Friday, February 24, 2012

Course Review - Offensive Security Wireless Attacks (WiFu)

The Background

After passing the OSCP, I enrolled for the Offensive Security Wireless Attacks (aka WiFu) course. This course is talking about how to attack a wireless rotuer no matter it is set to WEP, WPA or WPA2.

The Hardware

You are required to have at least one wireless device to act as victim (laptop with wireless card or smartphone, such as Android or iPhone) and a computer which is installed with BackTrack 5 R1 as an attacker. The attacker machine is recommended to have a USB adaptor (the USB adaptors that recommended on the official site). If you do not have wireless device as victim, you may consider to buy a wireless USB dongle for your desktop.

Furthermore, you are also required to have a wireless router or access point that equipped with WEP and WPA/WPA2 features (the models are recommeded on the official site).

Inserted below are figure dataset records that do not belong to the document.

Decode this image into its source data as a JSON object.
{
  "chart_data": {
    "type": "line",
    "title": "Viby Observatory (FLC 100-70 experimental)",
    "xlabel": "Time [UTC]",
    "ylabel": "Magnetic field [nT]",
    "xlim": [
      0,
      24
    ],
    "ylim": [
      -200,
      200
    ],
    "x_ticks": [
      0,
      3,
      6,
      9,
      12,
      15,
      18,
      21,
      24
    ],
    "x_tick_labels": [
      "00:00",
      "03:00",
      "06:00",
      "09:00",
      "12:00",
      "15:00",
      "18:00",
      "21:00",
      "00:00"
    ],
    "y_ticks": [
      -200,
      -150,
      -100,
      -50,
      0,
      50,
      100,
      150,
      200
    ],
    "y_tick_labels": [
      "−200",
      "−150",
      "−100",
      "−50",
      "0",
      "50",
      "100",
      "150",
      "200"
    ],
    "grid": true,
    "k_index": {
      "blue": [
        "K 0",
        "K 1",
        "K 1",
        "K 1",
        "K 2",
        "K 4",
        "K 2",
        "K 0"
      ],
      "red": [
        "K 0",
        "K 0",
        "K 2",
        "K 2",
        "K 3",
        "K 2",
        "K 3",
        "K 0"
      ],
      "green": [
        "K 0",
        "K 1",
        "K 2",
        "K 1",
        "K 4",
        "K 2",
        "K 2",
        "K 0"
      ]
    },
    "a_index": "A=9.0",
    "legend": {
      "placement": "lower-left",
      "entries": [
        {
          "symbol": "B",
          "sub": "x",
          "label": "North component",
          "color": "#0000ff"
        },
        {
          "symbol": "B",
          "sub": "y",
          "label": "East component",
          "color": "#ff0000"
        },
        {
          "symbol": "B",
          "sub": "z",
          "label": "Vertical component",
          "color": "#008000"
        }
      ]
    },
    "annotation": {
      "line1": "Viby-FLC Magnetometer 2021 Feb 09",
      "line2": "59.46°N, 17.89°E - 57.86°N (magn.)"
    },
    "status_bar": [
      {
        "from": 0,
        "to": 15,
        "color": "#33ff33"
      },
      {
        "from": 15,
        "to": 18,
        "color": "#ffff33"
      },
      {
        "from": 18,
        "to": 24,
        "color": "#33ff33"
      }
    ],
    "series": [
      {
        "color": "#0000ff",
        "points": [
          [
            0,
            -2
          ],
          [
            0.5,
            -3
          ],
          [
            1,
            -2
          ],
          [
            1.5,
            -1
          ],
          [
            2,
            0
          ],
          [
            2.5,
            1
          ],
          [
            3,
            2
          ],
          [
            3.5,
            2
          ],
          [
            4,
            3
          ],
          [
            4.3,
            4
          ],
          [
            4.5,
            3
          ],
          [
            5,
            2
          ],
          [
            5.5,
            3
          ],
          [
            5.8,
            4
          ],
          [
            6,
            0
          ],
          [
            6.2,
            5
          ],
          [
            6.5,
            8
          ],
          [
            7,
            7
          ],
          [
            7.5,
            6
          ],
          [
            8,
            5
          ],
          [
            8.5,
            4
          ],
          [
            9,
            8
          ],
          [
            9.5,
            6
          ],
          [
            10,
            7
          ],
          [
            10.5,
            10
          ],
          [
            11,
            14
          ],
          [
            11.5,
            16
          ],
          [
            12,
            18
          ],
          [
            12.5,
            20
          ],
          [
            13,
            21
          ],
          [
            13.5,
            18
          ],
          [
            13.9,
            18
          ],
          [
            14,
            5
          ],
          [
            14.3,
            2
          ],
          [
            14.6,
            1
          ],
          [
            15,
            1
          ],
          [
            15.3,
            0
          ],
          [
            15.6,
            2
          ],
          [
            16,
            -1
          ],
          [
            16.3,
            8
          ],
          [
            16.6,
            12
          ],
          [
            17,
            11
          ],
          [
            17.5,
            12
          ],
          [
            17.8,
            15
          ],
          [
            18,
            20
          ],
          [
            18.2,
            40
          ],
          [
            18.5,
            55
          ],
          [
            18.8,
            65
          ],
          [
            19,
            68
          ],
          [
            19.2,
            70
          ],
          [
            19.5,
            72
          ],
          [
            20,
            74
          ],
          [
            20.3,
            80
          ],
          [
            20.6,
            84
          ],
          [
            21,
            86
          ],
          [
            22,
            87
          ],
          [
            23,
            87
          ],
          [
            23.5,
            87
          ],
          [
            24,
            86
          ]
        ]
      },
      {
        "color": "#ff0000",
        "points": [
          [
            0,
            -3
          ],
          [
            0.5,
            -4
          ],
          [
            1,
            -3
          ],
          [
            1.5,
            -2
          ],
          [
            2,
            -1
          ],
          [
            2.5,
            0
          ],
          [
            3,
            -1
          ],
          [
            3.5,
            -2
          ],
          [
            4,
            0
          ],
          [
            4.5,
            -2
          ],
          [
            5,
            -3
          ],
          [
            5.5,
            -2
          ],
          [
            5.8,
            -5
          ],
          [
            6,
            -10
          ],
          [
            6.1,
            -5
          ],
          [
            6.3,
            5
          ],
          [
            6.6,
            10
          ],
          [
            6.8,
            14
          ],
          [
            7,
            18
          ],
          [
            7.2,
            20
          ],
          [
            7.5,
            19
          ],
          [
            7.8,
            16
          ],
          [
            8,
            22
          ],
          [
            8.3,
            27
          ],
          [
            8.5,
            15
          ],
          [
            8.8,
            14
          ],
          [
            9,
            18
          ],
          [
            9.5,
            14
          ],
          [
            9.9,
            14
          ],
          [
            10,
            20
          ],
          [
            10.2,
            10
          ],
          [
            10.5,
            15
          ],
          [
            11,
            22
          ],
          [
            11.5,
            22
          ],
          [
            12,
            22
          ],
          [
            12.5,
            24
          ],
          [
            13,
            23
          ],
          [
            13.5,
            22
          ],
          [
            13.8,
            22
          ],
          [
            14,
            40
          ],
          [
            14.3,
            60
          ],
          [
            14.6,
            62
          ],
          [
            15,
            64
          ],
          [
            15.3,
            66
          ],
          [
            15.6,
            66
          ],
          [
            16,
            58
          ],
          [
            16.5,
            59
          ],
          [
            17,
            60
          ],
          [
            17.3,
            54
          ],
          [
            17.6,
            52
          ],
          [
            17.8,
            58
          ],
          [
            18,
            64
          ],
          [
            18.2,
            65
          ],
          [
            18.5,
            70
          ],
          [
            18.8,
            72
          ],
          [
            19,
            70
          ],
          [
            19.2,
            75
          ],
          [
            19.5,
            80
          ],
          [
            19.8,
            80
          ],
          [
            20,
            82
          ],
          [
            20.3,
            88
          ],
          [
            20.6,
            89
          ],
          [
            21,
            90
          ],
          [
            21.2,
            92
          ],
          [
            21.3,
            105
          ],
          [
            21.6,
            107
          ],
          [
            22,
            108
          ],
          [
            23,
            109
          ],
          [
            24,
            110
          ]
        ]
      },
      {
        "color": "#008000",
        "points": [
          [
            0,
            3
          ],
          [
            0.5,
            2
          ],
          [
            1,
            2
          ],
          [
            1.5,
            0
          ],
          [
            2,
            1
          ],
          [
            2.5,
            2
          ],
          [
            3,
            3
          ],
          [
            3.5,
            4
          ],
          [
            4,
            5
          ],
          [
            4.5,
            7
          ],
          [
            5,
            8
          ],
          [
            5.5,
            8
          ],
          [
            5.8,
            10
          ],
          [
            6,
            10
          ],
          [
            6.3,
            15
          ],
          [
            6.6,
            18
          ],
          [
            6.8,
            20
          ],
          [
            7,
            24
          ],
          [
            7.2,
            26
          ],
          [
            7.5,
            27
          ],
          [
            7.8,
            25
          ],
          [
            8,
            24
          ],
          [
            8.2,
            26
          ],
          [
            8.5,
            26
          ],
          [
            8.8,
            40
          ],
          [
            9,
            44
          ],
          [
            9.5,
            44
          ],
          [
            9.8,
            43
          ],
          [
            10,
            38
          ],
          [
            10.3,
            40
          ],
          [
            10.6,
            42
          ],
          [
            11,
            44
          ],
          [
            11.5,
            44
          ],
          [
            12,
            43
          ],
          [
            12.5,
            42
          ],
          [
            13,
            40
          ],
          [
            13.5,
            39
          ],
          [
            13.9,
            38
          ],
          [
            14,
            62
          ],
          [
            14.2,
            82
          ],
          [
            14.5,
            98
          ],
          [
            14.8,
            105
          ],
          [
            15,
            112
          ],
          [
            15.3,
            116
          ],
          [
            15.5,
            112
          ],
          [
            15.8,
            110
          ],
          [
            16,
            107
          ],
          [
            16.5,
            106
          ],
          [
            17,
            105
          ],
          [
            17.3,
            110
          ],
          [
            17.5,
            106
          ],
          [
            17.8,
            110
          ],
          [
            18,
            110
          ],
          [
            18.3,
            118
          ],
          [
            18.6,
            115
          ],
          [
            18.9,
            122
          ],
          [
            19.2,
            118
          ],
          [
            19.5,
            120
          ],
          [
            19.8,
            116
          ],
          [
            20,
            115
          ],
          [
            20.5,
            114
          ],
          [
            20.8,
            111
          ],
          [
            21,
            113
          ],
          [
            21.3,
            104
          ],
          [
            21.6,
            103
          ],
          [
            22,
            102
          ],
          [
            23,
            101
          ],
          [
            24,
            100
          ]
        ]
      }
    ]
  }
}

Beware that not all the wireless dongles or wireless cards can be injected and in monitor mode. In addition, some wireless routers behaved unexpectedly when doing the attacks. For example, my dd-wrt flashed TP-LINK TL-WR1043ND do not perform some of the attacks, such as Korek Chopchop attack. However, not all access points can perform Korek Chopchop attack indeed. Therefore, the suggested hardwares in the official website are recommended to buy.

At the time of this writing, Netgear WNR1000v2h2 N150 can be bought in Hong Kong and it is not so expensive. However, I am not sure if this model is the one stated in the official site. You should not upgrade the firmware but you should downgrade it to v1.0.1.1 as the other version of firmwares do not provide WEP function. The older firmware can be downloaded from the Netgear official site.

My hardwares for the lab are as the following. Hope they can give you some idea :
(1) Access Point - TP-LINK TL-WR1043ND (flashed with dd-wrt v24-sp2 18024) (can be injected)
(2) Access Point - Netgear WNR1000v2h2 N150 (firmware v1.0.1.1)
(3) Victim - Google Nexus One (Android 2.3.6)
(4) Victim - TP-LINK TL-WN321G (54Mbps, Ver 4.1) (can be injected and in monitor mode)
(5) Victim - TP-LINK TL-WN821N (300Mbps, Ver 3.1) (can be injected and in monitor mode)
(6) Attacker - Cloned ALFA Networks AWUS036H USB 500mW (Realtek RTL8187L)

The Course

This course, version 3.0, is designed for beginners. It teaches you the wireless concept and its weakness. The most mentioned tool is Aircrack-NG Suite but it also mentioned others, such as tool that using GPUs for the brute forcing and other advanced tools. However, it does not cover the WPA/WPA2-Enterprise attack.

Offensive Security does not provide any lab for your access. You are required to set up your lab for practice. The hardwares that mentioned above are required for setting up your own lab.

The Challenge

The four hours challenge requires you to SSH to a BackTrack box in order to complete the objectives. After the challenge, you are required to submit your report within 24 hours.

Finally, the exam was over. Within 3 business days, I received an email which informed me that I passed the challenge. If you passed the challenge, you will be an Offensive Security Wireless Professional (OSWP). I am an OSWP now!

The Conclusion

In conclusion, this course will teach you all the basic wireless cracking.